The pound rose this week to its highest level in 19 months against a basket of currencies weighted according to their relative importance for UK trade.

Traders are now expecting it to strengthen further, clawing back more of the ground it lost immediately after the financial crisis flared up in 2008.

At lot of it is the result of the resurfacing of the euro zone crisis.

With borrowing costs in Spain and Italy jumping during the past week or so and the euro coming under pressure, investors have been seeking alternatives to euro zone assets, notably sterling ones.

Having already hit a three-month high against the euro of 82.27 this week, many analysts believe the currency is on track to vault its 2012 peak and climb towards 80 pence per euro, levels not seen since the middle of 2010.

Its rate against the euro makes up around 50 percent of the Bank of England's trade-weighted index, hence that benchmark's jump.

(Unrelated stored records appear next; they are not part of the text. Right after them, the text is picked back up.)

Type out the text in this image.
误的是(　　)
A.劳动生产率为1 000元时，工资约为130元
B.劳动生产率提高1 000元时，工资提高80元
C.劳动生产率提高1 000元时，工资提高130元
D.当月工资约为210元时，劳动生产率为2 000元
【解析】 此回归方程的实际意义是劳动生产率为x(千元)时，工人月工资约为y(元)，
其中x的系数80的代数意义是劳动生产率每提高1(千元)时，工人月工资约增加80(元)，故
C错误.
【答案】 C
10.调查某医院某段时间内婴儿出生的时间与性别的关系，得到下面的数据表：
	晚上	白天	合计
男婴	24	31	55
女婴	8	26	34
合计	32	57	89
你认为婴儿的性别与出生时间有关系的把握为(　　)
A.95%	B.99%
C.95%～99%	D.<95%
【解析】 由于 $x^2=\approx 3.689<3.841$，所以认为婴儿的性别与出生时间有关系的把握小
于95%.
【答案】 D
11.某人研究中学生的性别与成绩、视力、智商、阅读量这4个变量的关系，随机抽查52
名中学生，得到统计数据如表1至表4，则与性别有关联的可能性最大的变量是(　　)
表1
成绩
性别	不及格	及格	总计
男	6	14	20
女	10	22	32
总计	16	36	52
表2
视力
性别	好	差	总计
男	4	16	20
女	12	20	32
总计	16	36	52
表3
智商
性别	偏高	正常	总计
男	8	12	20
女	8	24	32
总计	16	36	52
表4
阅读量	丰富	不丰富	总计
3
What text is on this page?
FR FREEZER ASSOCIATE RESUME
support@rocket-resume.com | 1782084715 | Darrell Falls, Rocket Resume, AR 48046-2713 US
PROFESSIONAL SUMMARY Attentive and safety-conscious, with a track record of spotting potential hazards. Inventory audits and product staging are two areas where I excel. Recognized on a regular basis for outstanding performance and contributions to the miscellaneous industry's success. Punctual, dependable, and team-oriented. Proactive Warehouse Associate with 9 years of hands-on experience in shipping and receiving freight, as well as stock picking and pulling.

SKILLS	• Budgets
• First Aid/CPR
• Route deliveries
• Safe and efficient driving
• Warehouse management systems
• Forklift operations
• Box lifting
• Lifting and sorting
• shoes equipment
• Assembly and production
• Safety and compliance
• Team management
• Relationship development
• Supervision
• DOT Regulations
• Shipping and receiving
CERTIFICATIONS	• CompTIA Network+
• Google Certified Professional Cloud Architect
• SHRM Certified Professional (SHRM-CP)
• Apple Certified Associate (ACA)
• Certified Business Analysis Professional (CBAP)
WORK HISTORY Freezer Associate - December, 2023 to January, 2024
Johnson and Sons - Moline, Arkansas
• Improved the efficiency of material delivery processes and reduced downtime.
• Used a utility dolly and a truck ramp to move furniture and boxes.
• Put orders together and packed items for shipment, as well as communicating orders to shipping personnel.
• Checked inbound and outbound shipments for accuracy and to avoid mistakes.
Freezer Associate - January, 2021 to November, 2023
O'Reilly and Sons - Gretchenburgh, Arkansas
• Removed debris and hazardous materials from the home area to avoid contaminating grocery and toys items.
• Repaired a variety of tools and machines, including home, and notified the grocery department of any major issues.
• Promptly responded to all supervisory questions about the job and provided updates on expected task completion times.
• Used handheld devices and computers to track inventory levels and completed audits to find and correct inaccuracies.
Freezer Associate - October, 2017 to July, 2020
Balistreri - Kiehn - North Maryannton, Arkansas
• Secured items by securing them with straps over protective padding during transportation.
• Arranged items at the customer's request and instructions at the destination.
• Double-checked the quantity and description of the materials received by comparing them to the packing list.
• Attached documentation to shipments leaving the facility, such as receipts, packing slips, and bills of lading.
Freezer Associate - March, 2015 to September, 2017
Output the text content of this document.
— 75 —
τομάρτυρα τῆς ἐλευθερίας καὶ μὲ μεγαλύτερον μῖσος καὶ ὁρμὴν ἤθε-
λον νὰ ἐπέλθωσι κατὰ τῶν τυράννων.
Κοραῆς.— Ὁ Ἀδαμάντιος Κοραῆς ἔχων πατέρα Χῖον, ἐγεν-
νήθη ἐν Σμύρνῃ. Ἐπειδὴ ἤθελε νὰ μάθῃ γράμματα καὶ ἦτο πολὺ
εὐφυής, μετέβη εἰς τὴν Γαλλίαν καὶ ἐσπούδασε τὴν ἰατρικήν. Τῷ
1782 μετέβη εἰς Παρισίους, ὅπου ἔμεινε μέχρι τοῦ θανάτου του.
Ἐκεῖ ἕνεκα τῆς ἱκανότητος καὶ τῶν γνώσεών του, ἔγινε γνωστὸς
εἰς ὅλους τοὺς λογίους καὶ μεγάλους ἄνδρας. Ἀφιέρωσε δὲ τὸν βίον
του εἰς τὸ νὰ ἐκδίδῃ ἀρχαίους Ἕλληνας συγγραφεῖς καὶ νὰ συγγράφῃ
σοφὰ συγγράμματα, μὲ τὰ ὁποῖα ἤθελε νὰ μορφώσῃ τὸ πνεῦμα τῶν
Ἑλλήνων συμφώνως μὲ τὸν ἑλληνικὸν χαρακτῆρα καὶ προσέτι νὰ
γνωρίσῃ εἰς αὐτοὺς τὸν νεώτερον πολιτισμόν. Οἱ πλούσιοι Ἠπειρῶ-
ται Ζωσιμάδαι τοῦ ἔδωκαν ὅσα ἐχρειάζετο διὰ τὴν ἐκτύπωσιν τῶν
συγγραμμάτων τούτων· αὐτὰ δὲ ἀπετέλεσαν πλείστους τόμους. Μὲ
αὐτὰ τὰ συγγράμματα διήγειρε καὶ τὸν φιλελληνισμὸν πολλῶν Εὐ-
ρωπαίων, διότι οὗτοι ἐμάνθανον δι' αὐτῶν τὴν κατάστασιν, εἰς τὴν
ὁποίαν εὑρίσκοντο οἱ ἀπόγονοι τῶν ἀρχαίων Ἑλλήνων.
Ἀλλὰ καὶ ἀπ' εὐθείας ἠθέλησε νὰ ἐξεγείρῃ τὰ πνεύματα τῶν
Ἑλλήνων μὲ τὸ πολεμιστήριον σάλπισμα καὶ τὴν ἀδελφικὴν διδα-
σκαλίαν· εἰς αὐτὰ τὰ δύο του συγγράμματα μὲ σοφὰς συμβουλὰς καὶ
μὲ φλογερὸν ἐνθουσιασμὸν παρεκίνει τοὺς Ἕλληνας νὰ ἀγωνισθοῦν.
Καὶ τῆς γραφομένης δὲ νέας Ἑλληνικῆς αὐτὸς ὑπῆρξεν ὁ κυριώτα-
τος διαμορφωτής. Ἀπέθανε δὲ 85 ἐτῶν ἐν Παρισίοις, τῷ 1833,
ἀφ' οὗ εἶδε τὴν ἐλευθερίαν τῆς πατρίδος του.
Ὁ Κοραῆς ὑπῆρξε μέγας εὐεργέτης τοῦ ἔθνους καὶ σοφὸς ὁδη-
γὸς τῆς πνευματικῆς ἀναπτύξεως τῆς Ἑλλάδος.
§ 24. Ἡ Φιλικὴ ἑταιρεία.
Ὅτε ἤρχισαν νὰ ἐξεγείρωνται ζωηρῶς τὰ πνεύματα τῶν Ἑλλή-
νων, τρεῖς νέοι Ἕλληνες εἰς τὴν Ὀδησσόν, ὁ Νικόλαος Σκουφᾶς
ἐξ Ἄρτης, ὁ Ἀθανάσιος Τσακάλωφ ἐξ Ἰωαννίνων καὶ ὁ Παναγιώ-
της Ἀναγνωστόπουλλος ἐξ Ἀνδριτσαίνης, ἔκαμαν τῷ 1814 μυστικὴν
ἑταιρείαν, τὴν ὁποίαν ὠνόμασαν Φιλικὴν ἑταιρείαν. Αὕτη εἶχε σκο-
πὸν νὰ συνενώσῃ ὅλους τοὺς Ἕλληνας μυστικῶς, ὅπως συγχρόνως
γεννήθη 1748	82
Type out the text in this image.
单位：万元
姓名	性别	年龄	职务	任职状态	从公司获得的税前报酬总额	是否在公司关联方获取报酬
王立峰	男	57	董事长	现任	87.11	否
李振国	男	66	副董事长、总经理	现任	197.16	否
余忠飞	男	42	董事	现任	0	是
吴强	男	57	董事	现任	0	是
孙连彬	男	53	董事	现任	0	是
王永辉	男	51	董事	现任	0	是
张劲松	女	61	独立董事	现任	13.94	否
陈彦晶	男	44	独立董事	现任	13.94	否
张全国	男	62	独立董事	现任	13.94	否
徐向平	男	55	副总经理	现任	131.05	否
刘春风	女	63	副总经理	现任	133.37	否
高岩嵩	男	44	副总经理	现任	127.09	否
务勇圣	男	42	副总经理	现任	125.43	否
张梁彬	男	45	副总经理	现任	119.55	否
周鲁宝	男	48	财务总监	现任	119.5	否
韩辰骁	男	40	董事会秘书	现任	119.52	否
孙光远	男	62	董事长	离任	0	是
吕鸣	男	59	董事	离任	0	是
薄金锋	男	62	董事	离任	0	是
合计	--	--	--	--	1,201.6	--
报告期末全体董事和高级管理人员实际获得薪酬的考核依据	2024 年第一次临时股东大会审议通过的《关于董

Bank of England minutes on Wednesday could hamper the pound's ascent past these key levels, however if policymakers make any reference to its recent gains and the potential the strength might do to exports.

The Bank of England have always welcomed the weakness in sterling post-credit crisis, and part of the way in which they have envisaged quantitative easing (asset-buying by the bank) working has been through the exchange rate, said Steve Barrow, currency strategist at Standard Bank.

If the pound is riding higher and the Bank makes a reference to sterling strength it's not inconceivable that this could act as a spur for some profit-taking.

However, he said policymakers were unlikely to express great concerns because the exchange rate is only one of the factors that affect economic activity.

Any dip in sterling, which on Thursday hit a 19-month trade-weighted high of 82.4 and came within a whisker of the 2012 high of 82.22 pence, would, therefore, only be temporary.


Euro zone debt concerns have not been the only reason that investors have been buying sterling. The balance of economic data in recent months has been stronger in the UK than in the euro zone.

Most recently, Britain's biggest department store chain John Lewis said it had enjoyed a stunning week in the seven days to Easter Saturday.

But analysts say the pound's strong gains pose a risk to exports and the government's aim to rebalance the economy.

Data on Thursday showed a wider-than-expected UK trade deficit in February and more such evidence would risk puncturing sterling's buoyancy.

Economic reports next week include jobs figures on Wednesday and retail sales on Friday and also have the scope to deflate the market's optimism about the pound.

So too could the links between Britain and the euro zone

Valentin Marinov, currency strategist at Citi, said in a note to clients that sterling gains could be limited by the close ties between the UK and the euro zone economies and the huge exposure of the UK banking sector to the recession hit part of the euro zone.

However, most analysts believe the troubles facing the euro zone will leave sterling's gradual ascent intact as investors look to diversify out of euro zone assets.

This is a continuation of a theme we've seen since the middle of last year as wealth holders and managers of money with exposure to the euro zone have been putting their money to work in other currencies, including the pound, said Michael Derks, currency strategist at FXPro.

This is ongoing and should pull the euro down towards the 80 level, he said.